Color inside the lines. Glue the macaroni in just the right spot on the paper. Write my name in that corner. There was so much to do correctly, and everyone saw what happened to the kids who had trouble with or refused to fall into line - their macaroni art looked like shit.
One question loomed large in my childhood, as it does for many kids, and it was "Am I doing it right?"
This question got lodged deep into my brain, and it's no wonder that it continues to show up in my adult life. Since it's in me, it's easy for me to see it in others, too, and the question permeates so many of my interactions with my clients. They wonder if they're going about their job search wrong, or if they said the right thing to a co-worker, or if they're just doing life completely backward.
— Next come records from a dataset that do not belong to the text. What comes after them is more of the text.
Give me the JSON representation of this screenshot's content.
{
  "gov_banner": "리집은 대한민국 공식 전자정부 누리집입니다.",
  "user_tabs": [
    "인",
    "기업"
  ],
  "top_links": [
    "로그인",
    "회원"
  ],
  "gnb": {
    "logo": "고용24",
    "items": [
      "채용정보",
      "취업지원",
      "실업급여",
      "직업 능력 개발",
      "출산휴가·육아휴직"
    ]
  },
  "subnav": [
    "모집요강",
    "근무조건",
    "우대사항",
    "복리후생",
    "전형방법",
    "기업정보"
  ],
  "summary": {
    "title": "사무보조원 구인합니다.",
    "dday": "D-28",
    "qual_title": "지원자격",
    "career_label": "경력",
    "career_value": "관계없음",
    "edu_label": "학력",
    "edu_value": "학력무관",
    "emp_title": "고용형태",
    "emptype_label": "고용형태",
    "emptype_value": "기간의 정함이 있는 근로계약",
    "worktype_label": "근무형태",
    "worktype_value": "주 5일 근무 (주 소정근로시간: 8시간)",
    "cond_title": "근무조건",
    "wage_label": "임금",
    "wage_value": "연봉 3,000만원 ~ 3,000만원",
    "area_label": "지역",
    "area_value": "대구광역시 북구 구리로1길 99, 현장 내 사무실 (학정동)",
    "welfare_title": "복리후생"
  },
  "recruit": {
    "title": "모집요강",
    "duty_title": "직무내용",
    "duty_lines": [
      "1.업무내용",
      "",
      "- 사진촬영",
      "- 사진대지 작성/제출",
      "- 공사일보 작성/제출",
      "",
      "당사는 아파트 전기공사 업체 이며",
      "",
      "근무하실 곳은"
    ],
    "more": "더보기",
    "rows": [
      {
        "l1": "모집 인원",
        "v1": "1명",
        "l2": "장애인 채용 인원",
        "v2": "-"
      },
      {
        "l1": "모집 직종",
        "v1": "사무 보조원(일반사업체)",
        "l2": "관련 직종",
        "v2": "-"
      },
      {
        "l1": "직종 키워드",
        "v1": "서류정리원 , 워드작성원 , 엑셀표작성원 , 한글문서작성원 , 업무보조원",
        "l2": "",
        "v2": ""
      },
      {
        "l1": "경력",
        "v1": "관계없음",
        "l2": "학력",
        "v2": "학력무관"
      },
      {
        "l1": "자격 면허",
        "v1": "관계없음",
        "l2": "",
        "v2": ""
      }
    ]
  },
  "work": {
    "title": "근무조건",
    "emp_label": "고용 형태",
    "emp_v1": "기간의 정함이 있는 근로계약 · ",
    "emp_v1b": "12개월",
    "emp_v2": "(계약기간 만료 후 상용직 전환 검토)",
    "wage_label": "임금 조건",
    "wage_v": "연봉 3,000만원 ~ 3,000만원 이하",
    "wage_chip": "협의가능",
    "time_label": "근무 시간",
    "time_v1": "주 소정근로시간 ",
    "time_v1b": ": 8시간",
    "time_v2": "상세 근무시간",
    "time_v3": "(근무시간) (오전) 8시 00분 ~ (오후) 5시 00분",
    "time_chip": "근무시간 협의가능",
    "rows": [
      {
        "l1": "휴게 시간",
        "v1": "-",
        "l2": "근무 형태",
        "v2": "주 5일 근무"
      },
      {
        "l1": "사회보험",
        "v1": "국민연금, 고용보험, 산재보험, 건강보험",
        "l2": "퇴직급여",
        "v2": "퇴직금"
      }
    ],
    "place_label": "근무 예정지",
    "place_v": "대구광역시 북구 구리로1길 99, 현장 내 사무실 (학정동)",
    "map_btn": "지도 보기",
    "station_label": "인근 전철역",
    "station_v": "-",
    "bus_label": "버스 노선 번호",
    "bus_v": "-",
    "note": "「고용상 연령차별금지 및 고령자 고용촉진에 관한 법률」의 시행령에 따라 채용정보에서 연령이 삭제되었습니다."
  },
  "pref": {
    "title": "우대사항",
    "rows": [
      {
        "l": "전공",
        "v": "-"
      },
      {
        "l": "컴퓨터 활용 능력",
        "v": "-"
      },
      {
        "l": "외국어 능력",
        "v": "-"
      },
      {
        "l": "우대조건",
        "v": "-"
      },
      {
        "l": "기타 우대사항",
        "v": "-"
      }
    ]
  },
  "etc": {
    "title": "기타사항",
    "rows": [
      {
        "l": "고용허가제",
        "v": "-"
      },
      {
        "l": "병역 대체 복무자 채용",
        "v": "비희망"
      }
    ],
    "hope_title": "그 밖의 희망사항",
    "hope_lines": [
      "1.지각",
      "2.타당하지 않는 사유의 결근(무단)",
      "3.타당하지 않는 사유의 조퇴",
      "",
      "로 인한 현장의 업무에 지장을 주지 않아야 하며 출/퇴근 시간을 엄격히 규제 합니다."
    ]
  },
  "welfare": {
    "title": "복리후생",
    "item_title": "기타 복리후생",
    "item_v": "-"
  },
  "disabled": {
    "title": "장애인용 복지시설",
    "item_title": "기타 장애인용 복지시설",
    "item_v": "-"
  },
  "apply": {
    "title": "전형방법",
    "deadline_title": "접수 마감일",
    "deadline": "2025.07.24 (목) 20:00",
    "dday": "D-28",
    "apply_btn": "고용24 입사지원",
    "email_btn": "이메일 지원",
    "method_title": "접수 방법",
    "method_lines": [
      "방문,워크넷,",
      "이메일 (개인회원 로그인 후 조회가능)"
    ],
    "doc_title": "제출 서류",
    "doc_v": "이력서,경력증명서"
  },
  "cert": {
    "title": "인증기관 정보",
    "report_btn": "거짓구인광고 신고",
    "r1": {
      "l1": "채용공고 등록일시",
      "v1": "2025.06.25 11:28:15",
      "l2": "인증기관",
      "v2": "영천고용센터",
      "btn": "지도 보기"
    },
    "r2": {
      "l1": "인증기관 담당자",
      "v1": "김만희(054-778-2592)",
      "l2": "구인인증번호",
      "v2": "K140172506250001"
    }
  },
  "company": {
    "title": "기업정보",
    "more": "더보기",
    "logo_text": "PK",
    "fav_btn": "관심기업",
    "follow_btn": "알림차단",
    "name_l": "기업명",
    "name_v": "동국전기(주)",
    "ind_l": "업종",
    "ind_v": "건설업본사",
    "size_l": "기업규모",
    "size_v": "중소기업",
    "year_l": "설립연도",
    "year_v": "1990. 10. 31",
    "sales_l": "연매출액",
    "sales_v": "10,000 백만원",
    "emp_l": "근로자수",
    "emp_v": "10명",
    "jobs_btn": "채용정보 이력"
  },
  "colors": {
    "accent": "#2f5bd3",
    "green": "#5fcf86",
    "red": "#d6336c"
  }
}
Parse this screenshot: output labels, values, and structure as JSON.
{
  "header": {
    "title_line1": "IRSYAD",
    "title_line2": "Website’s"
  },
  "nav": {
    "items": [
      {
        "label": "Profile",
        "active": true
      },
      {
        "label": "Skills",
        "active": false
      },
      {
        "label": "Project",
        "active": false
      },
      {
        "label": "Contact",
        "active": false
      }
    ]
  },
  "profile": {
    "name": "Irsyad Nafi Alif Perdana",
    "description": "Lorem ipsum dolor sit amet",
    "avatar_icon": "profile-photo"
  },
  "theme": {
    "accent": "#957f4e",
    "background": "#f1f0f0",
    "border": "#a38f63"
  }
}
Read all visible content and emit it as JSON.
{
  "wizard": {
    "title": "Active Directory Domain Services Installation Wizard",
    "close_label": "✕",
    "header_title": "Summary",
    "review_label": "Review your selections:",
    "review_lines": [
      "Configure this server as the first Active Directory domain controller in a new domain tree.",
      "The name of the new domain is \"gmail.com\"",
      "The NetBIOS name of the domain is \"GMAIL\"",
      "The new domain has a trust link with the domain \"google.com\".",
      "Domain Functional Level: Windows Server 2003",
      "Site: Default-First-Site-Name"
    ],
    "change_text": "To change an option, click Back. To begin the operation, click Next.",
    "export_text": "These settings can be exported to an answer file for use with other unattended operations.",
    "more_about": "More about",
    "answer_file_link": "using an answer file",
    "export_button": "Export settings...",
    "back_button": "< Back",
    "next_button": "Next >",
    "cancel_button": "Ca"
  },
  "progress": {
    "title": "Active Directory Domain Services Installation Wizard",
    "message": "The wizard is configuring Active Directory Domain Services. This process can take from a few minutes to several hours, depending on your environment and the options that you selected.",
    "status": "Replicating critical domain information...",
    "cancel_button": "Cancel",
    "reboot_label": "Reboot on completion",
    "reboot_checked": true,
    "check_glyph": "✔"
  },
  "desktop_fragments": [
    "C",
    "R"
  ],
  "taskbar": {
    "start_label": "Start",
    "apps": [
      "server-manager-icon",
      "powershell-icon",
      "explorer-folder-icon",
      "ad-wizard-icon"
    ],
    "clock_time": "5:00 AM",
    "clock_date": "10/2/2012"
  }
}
They wonder if they're missing the "right" path, and the fear that they're getting this all wrong causes them so much stress.
But our journey to create a life that we love isn't some step by step coloring exercise. There are no lines.
There's no one right way that you're supposed to do this. There are a million right ways, and the trick is to find the one that works for you.
Here's a question I like a lot more than "Am I doing this right?":
"Does this work for me?"
Does the macaroni face I just made work for me? Does this organization work for me? Does my obsession with money, status, appearance, prestige, etc. work for me?
You are the only one that can answer that question, but if you're going to break free of the pressure to do more, faster, and by someone else's standards, you have to.
Does your life right now work for you?
Does your work work for you?
If it doesn't, that's okay - it can change. If you're willing to choose to live according to the things that work for you, it becomes easier to recalibrate and get back on your own perfect flight path.
Starting 2/4/17, working women have an opportunity to create space for a worklife that works for them in whatever beautiful way they need it to. I'm offering a three-week online series that will dive into these issues, so if anything in this blog post resonates with you, I'd encourage you to join us.
If you'd like to learn more and sign up, you can click here.
I hope you'll try to let go of "Am I doing this right?" and embrace "Does this work for me?" instead.
You'll feel about 1,000,000 pounds lighter and be well on your way to a life that is full of beauty.